5.5. Heuristic Algorithms
This paper discusses the application and impact of Particle Swarm Optimization (PSO) and Genetic Algorithms (GA) in asset pricing. PSO, inspired by bird foraging behavior, seeks the optimal solution in the search space through the sharing of information. Its advantages include simple implementation and rapid convergence, and it can be combined with deep learning techniques to enhance data processing capabilities. Research by Thakkar and Chaudhari shows that PSO exhibits exceptional global optimization capability and adaptability in optimizing stock portfolios and predicting price trends [28]. On the other hand, GA is based on biological evolution theory, optimizing the solution set through selection, crossover, and mutation, making it suitable for capturing nonlinear features of the market. Rather et al. [29] constructed a hybrid forecasting model combining ARIMA, ESM, and RNN, using GA to optimize the weights, making significant progress in handling volatility and nonlinear characteristics of financial data, highlighting the potential of multi-model integration in asset pricing.

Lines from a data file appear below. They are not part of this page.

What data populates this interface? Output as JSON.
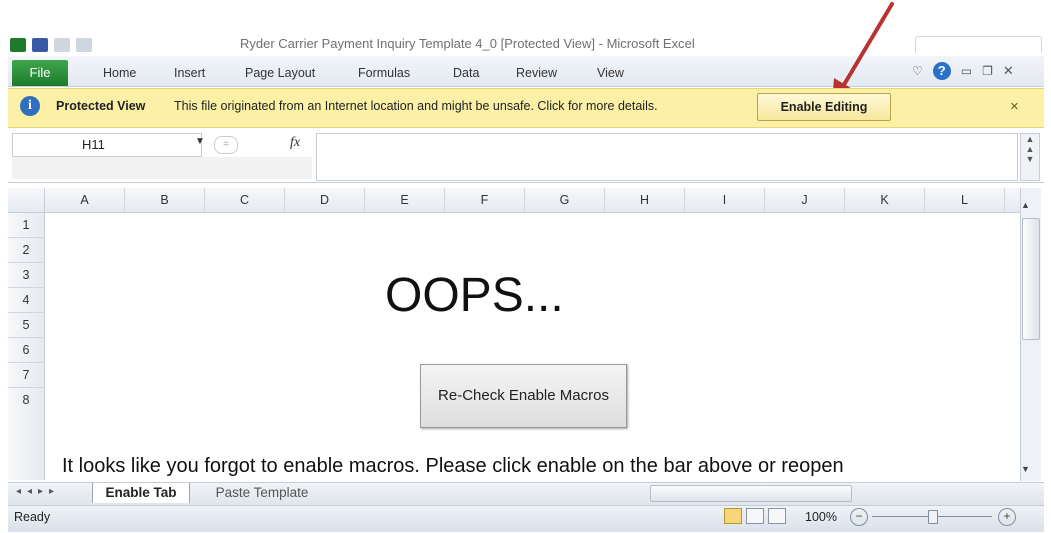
{
  "window": {
    "title": "Ryder Carrier Payment Inquiry Template 4_0 [Protected View] - Microsoft Excel"
  },
  "ribbon": {
    "file_label": "File",
    "tabs": [
      {
        "label": "Home"
      },
      {
        "label": "Insert"
      },
      {
        "label": "Page Layout"
      },
      {
        "label": "Formulas"
      },
      {
        "label": "Data"
      },
      {
        "label": "Review"
      },
      {
        "label": "View"
      }
    ],
    "help_glyph": "?"
  },
  "protected_view": {
    "title": "Protected View",
    "message": "This file originated from an Internet location and might be unsafe. Click for more details.",
    "enable_button": "Enable Editing",
    "close_glyph": "×",
    "info_glyph": "i"
  },
  "formula_bar": {
    "name_box": "H11",
    "fx_label": "fx",
    "formula_value": ""
  },
  "grid": {
    "columns": [
      "A",
      "B",
      "C",
      "D",
      "E",
      "F",
      "G",
      "H",
      "I",
      "J",
      "K",
      "L"
    ],
    "rows": [
      "1",
      "2",
      "3",
      "4",
      "5",
      "6",
      "7",
      "8"
    ]
  },
  "content": {
    "heading": "OOPS...",
    "button_label": "Re-Check Enable Macros",
    "message": "It looks like you forgot to enable macros.  Please click enable on the bar above or reopen"
  },
  "sheet_tabs": [
    {
      "label": "Enable Tab",
      "active": true
    },
    {
      "label": "Paste Template",
      "active": false
    }
  ],
  "status": {
    "ready": "Ready",
    "zoom": "100%",
    "minus_glyph": "−",
    "plus_glyph": "+"
  },
  "colors": {
    "file_tab": "#1f7b2c",
    "protected_bar": "#fbf0a6",
    "arrow": "#b83232"
  },
  "icons": [
    "excel-icon",
    "save-icon",
    "undo-icon",
    "redo-icon",
    "info-icon",
    "help-icon",
    "minimize-icon",
    "restore-icon",
    "close-icon",
    "fx-icon",
    "dropdown-arrow-icon"
  ]
}
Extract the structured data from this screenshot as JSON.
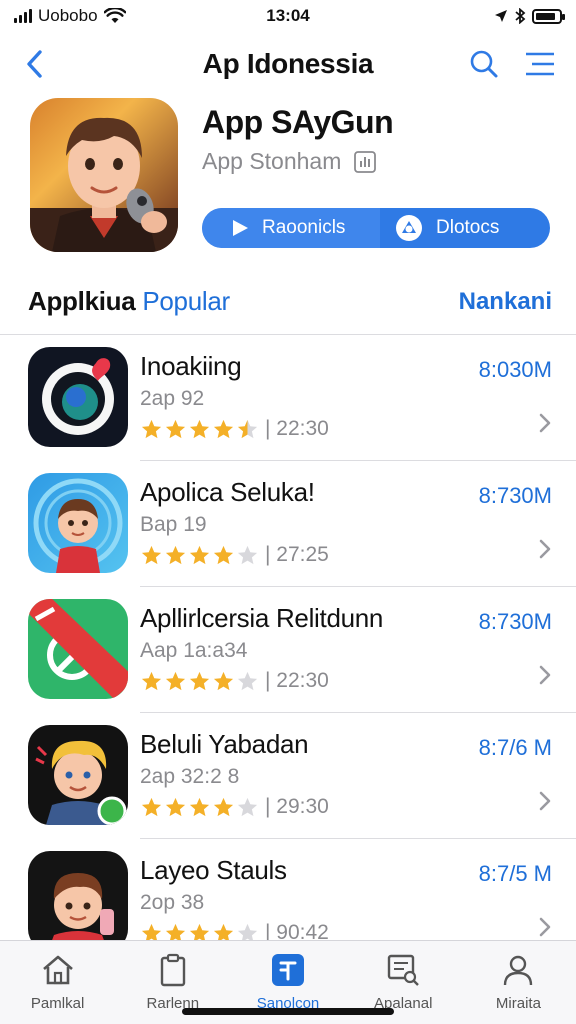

The combination of PSO and GA demonstrates an enhanced effect in the analysis of complex financial data. PSO’s rapid convergence and GA’s strong global search capability complement each other, improving the model’s robustness and adaptability to dynamic markets, providing smarter and more accurate analytical tools for asset pricing. This integrated approach not only optimizes model parameters but also significantly improves the flexibility and accuracy of investment decisions.
6. End-to-End Deep Learning Methods
End-to-end methods demonstrate significant advantages in data processing by automatically extracting features from raw data without requiring deep prior knowledge. By decomposing complex deep features into simple hierarchical feature representations, they achieve effective matrix representations of multiple data sources.
The merging of feature vectors into a unified input enriches the data sources and enhances model adaptability. Deep learning is renowned for its ability to extract complex features and perform nonlinear fitting, and through end-to-end models, the design is simplified, making it especially advantageous in financial big data and high-frequency data analysis.
In the face of the ever-expanding scale of financial data, end-to-end methods support automatic learning and optimization of the CNN decision-making process. Next, we will explore several typical end-to-end machine learning methods, including CNN, LSTM, reinforcement learning.
6.1. Convolutional Neural Networks (CNN)
Convolutional Neural Networks (CNN), as a powerful structured feedforward neural network, extract features and capture complex nonlinear relationships through convolutional layers. They are widely applied in the financial field for asset pricing. For example, Gudelek et al. [30] used CNN to predict the price volatility of Exchange-Traded Funds (ETFs). By generating image snapshots of market activities and inputting them into the CNN, they automatically learned the complex price patterns in the market. This approach integrated trend, momentum, and fundamental analysis indicators, creating a diversified dataset that significantly improved the model’s generalization ability, demonstrating CNN’s potential in financial time series forecasting. On the other hand, the CNN framework designed by Hoseinzadeh and Haratizadeh employed three-dimensional tensor analysis to examine the correlations between different financial markets [31]. This method revealed latent inter-market relationships, enabling the consideration of information from other markets when predicting one, thus improving prediction accuracy and reliability. The framework provides effective tools to help investors make more informed decisions in complex market environments. Additionally, the LSTM-CNN feature fusion model proposed by Kim et al. [32] combined the strengths of LSTM and CNN, enhancing the accuracy of stock price prediction. The model leveraged LSTM’s ability to process time series data and CNN’s advantages in extracting image features to analyze complex patterns in stock charts. Through feature fusion, it significantly reduced prediction errors, demonstrating the potential of ensemble learning in asset pricing. Overall, these studies indicate that CNN holds significant advantages in capturing complex financial patterns and optimizing asset pricing, playing a key role in advancing financial market forecasting.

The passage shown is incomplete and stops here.